Corriere 7.10.16
La lunga rincorsa di Xi Jinping per restare al potere a Pechino
di Guido Santevecchi
PECHINO
C’è sempre una tazza di tè davanti a ognuno dei posti assegnati ai
dirigenti cinesi nelle grandi riunioni. E mai come quest’anno
bisognerebbe poter leggere nelle foglie del tè per indovinare il futuro
politico della Repubblica popolare. Il 24 ottobre è convocato in un
palazzo segreto di Pechino il Plenum dei circa 200 membri del Comitato
centrale comunista, la sessione decisiva prima del XIX Congresso
dell’autunno 2017 quando la consuetudine vuole che sia designato il
nuovo probabile leader del Partito-Stato, l’uomo che nel 2022 dovrà (o
dovrebbe) succedere a Xi Jinping. Le grandi manovre sono cominciate da
tempo: dietro sorrisi enigmatici la lotta è feroce. L’anno prossimo
intanto andranno in pensione 5 dei 7 membri del Comitato permanente del
Politburo, tutti ad eccezione del Segretario generale nonché Presidente
della Repubblica popolare Xi Jinping e del premier Li Keqiang. Dovrà
ritirarsi un’altra mezza dozzina almeno dei 25 membri dell’ufficio
politico. Il gruppo ristretto che guida la superpotenza cinese cambierà
radicalmente volto. In Cina non ci sono libere elezioni e nemmeno
votazioni palesi per le cariche del Partito-Stato, vale il principio del
consenso interno, della designazione, e i giochi si fanno in riunioni e
pre-riunioni come quella del Plenum che comincia il 24 e dovrebbe
concludersi il 27. In realtà le elezioni-non-elezioni cinesi durano
molto più di quelle per la Casa Bianca. Da tempo circola la voce che Xi
Jinping stia manovrando per assicurarsi i consensi che contano per
restare al potere anche dopo il 2022, quando scadrà il suo secondo
quinquennio da Presidente della Repubblica popolare: la Costituzione
limita la presidenza a due mandati consecutivi, 10 anni in tutto, e Xi è
al vertice dalla fine del 2012. Ma secondo le indiscrezioni raccolte a
Pechino, non è stato avanzato alcun nome per la successione. Se ne
sarebbe dovuto parlare ad agosto a Beidahie, la località di mare dove i
dirigenti vanno a passare le vacanze tutti insieme, protetti da cordoni
di militari e polizia segreta. Quest’anno a Beidahie Xi e compagni ci
sono restati più del solito. Ma Xi non avrebbe affrontato il tema della
successione. In questi quattro anni passati al vertice dell’Impero Xi ha
raccolto molto più potere dei suoi predecessori, tanto quanto ne aveva
avuto solo Mao Zedong, tanto prestigio internazionale quanto prima di
lui era stato riconosciuto solo a Deng Xiaoping. E da mesi Xi si sarebbe
impegnato in un’azione per rallentare il processo di selezione del
«candidato», non per restare Presidente (anche se la Costituzione si
potrebbe sempre cambiare), ma per mantenere dopo il 2022 la carica di
Segretario generale del Partito, che è il vero centro del potere. Se
questo è l’obiettivo, perché non parlare del nuovo presidente in
pectore? Per non dare tempo al designato di costituirsi una base di
consenso e poter magari sbarrare la strada al progetto di Xi. Non si
vota come negli Stati Uniti, ma il concetto di «anatra zoppa», del
leader destinato a lasciare la Casa Bianca, i cinesi lo conoscono bene.

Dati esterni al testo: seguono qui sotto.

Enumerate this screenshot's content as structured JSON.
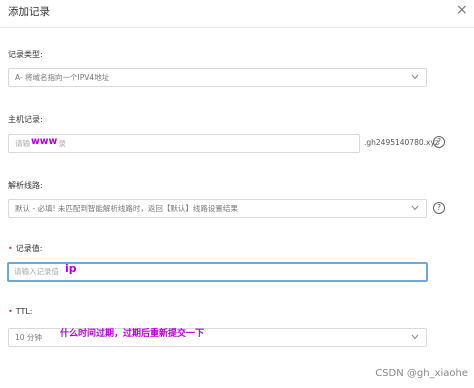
{
  "dialog": {
    "title": "添加记录",
    "close_glyph": "×"
  },
  "form": {
    "record_type": {
      "label": "记录类型:",
      "value": "A- 将域名指向一个IPV4地址"
    },
    "host_record": {
      "label": "主机记录:",
      "placeholder_prefix": "请输",
      "placeholder_suffix": "录",
      "domain_suffix": ".gh2495140780.xyz"
    },
    "resolution_line": {
      "label": "解析线路:",
      "value": "默认 - 必填! 未匹配到智能解析线路时，返回【默认】线路设置结果"
    },
    "record_value": {
      "required_mark": "•",
      "label": "记录值:",
      "placeholder": "请输入记录值"
    },
    "ttl": {
      "required_mark": "•",
      "label": "TTL:",
      "value": "10 分钟"
    },
    "help_glyph": "?"
  },
  "annotations": {
    "www": "www",
    "ip": "ip",
    "ttl_note": "什么时间过期，过期后重新提交一下"
  },
  "watermark": "CSDN @gh_xiaohe"
}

In questi mesi Xi si è dedicato a un rimpasto massiccio, cambiando quasi
i due terzi dei capi nelle province dell’Impero: ovviamente ha piazzato
molti uomini a lui vicini. Alcuni dei promossi sono destinati a entrare
nel Politburo: circolano i nomi di Du Jiahao, 61 anni, mandato a
governare lo Hunan, i «giovani» Wu Yingjie, 59 anni e Chen Quanguo, 60,
inviati rispettivamente in Tibet e Xinjiang. Come si sono liberati nelle
province 17 posti di vertice su 31 per far posto agli uomini di Xi? È
una lotta fatta anche di arresti per corruzione ed espulsioni, come
dimostra la cacciata in blocco di 45 deputati del Liaoning
dall’Assemblea del Popolo di Pechino. L’accusa? «Frode elettorale», in
un Paese dove nessun cittadino ha mai messo piede in un seggio.